Oldukça sıradan, fazla açıklayıcı olmayan bir tanım gibi görünüyor.
Peki, olay bu kadar basit mi? Sesinizi kesip bir köşede oturmak mıdır susmak? Yoksa bu sessizliğin ardında çok daha fazla şeyler gizli olabilir mi? Sözlü olarak söyleyemediklerinizi susarak fazlasıyla söyleyebilir misiniz?
Susmak deyince aklınıza kapalı iki dudak mı gelmeli, yoksa içinde fırtınalar kopan bir beyin mi?
Dilerseniz bu eylemi birkaç ünlünün görüş ve yorumlarından da faydalanarak biraz daha derinlemesine inceleyelim.
Confucius, susmayı “İnsanı ele vermeyen, sırlarını saklı tutan bir dost” olarak tanımlar.
Bazıları “Susmayı” bir erdem olarak niteler. Zira susmak zordur. Hele ki yeri geldiğinde susmak, işte o daha da zordur.
Bir bilgeye sormuşlar: Bir insanın akıllı olduğunu nasıl anlarsınız? “Konuşmasından” diye yanıtlamış Bilge. Ya hiç konuşmazsa? O kadar akıllı insan yok ki!
İlk akla gelen, bulunduğu ortamda tartışılan konu hakkında söyleyecek bir şeyi olmadığı için konuşmaya dâhil olmayıp, en mâsum hâliyle, sessizce dinleyenlerin sergilediği “susmak”tır. Ancak böyle ortamlarda genellikle konunun tümüyle dışında olduğu halde söze giren ve sazını ele alıp en çok konuşan kişi olmaya niyetlenen birileri ortaya çıkabilir ve doğal olarak konu hakkında bilgileri olmadığından yaptıkları şey saçmalamaktan öteye gitmez.
Şeyh Sadi Şirazi bu tür kişiler hakkındaki görüşünü şöyle ortaya koyar:
“İki şey insanı çileden çıkarır: söylenecek yerde ağız açmamak, susulacak yerde lâkırdı etmek.”
Benjamin Franklin ise daha ağır konuşur:
“Suskunluk her zaman bilgeliğin belirtisi değildir.
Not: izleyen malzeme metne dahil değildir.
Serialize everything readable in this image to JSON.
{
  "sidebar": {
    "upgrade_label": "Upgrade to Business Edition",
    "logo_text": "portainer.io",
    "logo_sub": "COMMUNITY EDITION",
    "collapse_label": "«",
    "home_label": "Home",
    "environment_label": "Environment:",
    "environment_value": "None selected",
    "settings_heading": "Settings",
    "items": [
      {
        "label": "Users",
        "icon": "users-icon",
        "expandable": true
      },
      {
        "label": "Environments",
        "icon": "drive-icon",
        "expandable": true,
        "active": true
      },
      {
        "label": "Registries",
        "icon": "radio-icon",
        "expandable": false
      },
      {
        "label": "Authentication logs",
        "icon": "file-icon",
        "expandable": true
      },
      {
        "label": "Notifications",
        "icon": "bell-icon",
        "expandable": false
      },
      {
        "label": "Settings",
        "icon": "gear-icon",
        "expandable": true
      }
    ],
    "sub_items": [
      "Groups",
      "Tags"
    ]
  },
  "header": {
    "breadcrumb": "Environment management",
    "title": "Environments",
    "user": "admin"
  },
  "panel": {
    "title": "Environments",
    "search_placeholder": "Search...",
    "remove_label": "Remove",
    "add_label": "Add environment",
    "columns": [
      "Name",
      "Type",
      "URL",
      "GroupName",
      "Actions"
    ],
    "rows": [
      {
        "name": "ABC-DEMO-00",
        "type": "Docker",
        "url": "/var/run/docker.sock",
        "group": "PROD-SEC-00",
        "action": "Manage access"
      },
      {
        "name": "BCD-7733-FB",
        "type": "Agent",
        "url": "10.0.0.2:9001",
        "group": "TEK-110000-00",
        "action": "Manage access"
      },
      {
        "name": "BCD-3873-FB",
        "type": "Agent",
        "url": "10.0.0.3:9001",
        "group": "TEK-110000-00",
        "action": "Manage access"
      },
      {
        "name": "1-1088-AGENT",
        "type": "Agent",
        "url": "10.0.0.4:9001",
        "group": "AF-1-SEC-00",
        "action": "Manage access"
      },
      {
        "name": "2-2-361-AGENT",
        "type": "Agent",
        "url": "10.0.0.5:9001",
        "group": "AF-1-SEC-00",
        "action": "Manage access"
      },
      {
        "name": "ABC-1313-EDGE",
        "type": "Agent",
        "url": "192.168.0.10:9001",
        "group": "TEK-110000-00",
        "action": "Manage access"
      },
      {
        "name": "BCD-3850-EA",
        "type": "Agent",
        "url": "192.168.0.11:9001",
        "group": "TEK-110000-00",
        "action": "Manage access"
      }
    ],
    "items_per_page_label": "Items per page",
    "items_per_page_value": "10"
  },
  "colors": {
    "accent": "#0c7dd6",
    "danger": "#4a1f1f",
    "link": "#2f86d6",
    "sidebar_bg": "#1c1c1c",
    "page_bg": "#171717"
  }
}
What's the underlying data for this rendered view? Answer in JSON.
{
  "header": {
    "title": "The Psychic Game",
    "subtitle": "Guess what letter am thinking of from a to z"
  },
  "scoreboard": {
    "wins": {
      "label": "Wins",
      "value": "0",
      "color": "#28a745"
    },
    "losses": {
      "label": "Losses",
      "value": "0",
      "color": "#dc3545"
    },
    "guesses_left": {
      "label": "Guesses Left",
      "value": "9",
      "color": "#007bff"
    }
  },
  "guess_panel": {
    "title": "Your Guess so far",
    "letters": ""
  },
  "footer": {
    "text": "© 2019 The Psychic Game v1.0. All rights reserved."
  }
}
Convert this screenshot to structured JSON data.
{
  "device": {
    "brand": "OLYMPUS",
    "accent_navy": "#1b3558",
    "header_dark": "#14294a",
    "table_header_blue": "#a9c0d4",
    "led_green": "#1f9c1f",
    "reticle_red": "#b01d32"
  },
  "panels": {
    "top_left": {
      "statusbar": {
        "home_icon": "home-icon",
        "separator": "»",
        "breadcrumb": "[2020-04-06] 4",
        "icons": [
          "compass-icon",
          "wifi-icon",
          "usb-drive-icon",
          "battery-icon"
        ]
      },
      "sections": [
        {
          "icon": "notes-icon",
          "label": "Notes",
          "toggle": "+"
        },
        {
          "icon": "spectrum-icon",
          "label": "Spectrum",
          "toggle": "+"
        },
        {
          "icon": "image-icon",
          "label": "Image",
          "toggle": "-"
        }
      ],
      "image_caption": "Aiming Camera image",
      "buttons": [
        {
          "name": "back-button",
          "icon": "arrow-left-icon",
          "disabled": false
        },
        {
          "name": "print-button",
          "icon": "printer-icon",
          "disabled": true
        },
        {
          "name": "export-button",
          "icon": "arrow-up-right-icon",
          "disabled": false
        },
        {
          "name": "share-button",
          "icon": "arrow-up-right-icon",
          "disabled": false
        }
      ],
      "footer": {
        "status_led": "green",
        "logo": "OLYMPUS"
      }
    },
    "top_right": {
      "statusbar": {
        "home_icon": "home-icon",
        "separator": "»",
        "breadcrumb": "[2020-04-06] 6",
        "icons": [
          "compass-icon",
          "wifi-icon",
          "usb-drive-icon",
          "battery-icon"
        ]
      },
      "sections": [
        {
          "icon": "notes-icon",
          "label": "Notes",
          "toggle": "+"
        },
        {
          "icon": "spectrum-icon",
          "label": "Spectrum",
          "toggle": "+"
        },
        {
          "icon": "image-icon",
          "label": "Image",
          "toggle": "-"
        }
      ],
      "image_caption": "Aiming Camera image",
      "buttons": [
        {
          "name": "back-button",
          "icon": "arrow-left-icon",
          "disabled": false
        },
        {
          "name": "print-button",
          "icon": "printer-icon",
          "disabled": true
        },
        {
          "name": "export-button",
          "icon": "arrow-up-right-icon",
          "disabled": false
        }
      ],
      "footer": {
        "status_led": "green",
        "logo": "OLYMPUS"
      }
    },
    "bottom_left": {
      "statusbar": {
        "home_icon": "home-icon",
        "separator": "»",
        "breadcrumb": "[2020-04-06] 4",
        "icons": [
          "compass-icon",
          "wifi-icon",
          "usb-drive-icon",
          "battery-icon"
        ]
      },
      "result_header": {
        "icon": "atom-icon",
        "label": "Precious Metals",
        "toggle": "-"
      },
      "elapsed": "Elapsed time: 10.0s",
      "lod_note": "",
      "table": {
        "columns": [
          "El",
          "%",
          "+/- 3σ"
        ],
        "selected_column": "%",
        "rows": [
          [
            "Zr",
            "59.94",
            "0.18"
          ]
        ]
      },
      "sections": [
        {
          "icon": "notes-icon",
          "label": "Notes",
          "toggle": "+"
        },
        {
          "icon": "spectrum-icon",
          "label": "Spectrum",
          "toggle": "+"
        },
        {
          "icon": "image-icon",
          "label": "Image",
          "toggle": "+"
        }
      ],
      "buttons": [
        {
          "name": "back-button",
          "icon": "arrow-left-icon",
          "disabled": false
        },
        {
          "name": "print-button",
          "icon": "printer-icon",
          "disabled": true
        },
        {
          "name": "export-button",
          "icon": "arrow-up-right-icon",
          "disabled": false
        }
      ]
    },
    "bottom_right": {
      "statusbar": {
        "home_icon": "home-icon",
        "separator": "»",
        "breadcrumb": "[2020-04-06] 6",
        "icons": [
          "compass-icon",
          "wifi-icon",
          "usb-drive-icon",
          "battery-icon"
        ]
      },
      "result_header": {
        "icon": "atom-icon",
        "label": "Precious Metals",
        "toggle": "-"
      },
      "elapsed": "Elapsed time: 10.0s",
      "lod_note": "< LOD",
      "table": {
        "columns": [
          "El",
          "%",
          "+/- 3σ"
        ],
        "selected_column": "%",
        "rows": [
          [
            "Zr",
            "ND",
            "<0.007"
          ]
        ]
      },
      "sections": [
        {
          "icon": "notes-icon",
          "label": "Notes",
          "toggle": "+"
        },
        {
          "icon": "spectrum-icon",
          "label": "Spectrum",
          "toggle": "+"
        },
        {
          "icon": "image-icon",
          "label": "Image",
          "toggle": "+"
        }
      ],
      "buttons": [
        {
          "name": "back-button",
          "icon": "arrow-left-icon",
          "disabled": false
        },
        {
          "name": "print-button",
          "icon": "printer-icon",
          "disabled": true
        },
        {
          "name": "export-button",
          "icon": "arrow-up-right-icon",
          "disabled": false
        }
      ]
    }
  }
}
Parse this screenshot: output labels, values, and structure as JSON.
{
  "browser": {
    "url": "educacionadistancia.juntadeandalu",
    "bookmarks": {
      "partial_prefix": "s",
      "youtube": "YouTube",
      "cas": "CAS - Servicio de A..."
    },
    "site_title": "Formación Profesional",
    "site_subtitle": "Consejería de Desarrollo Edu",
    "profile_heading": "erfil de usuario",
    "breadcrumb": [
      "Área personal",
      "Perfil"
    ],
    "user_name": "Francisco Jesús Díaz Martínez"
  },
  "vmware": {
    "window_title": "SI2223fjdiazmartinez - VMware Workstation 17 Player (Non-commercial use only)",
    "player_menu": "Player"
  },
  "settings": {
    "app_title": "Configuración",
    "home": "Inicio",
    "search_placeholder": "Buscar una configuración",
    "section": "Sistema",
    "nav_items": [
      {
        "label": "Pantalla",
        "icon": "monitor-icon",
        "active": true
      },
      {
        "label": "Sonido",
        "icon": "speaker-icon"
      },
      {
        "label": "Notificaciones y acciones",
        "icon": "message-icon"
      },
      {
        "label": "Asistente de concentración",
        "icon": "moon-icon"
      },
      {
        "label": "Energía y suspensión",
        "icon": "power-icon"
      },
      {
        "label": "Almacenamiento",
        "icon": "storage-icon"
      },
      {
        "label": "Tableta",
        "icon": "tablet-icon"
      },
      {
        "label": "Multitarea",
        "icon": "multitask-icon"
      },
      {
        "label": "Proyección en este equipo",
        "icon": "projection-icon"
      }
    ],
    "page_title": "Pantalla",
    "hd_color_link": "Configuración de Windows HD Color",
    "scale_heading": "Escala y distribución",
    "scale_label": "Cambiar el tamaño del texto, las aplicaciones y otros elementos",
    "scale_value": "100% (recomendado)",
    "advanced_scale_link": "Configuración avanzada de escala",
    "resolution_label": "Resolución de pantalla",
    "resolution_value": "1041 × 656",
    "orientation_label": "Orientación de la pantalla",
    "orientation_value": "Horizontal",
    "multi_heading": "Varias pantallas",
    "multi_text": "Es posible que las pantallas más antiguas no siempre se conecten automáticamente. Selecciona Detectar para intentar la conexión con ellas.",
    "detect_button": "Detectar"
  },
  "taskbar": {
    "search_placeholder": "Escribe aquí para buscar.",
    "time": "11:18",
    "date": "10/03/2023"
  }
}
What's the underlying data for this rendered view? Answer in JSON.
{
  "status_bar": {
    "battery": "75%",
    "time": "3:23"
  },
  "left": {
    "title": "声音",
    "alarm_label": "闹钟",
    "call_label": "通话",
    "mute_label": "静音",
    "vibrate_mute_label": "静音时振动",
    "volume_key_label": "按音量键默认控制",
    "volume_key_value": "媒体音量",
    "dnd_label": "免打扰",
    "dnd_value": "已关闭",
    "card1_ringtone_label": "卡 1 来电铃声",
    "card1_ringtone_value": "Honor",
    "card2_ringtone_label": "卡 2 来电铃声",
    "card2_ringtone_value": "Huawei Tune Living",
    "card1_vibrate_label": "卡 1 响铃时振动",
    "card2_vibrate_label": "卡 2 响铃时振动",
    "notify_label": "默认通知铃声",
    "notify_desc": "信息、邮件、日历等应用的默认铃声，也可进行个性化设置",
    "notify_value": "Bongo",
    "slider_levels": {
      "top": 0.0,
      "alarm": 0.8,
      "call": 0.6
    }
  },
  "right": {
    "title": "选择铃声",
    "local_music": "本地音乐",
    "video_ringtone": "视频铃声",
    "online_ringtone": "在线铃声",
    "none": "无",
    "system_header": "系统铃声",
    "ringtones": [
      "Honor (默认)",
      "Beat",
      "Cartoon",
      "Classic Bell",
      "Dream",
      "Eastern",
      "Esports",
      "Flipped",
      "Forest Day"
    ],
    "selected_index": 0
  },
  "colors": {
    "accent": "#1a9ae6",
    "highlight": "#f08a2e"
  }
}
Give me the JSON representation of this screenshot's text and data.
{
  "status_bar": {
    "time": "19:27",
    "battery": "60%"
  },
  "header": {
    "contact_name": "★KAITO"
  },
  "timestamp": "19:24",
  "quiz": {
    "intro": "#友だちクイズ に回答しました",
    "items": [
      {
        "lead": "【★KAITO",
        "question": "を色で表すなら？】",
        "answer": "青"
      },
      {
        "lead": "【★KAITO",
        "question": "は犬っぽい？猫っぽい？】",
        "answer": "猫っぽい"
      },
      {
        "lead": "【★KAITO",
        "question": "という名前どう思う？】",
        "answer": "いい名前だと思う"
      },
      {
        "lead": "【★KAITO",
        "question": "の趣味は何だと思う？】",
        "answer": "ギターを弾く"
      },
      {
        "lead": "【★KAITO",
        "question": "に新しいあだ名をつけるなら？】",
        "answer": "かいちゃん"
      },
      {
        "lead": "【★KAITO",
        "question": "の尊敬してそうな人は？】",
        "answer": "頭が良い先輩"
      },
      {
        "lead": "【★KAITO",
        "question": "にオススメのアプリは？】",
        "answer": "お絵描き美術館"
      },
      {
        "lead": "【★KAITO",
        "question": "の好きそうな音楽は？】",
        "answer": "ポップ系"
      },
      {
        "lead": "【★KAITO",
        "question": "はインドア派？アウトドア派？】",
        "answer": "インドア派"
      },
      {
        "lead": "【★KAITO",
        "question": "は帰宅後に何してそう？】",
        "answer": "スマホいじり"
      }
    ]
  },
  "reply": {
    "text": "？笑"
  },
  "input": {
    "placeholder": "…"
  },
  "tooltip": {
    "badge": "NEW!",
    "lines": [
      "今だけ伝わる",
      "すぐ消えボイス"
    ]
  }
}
Fakat gevezelik daima aptallığın belirtisidir.”
Görüldüğü gibi, bu tanımlamalarla ortaya konulan insan tipini “Ne kadar az düşünürse, o kadar çok konuşur” şeklinde özetleyebiliriz.
Karşısındaki kişiye önem vermediğini, hor gördüğünü, diğer bir deyimle, adam yerine koymadığını belirtmek üzere sergilenen sessizlik de bir susma örneği olup özellikle olgun bir kişiye yakışmayan bir eylemdir.”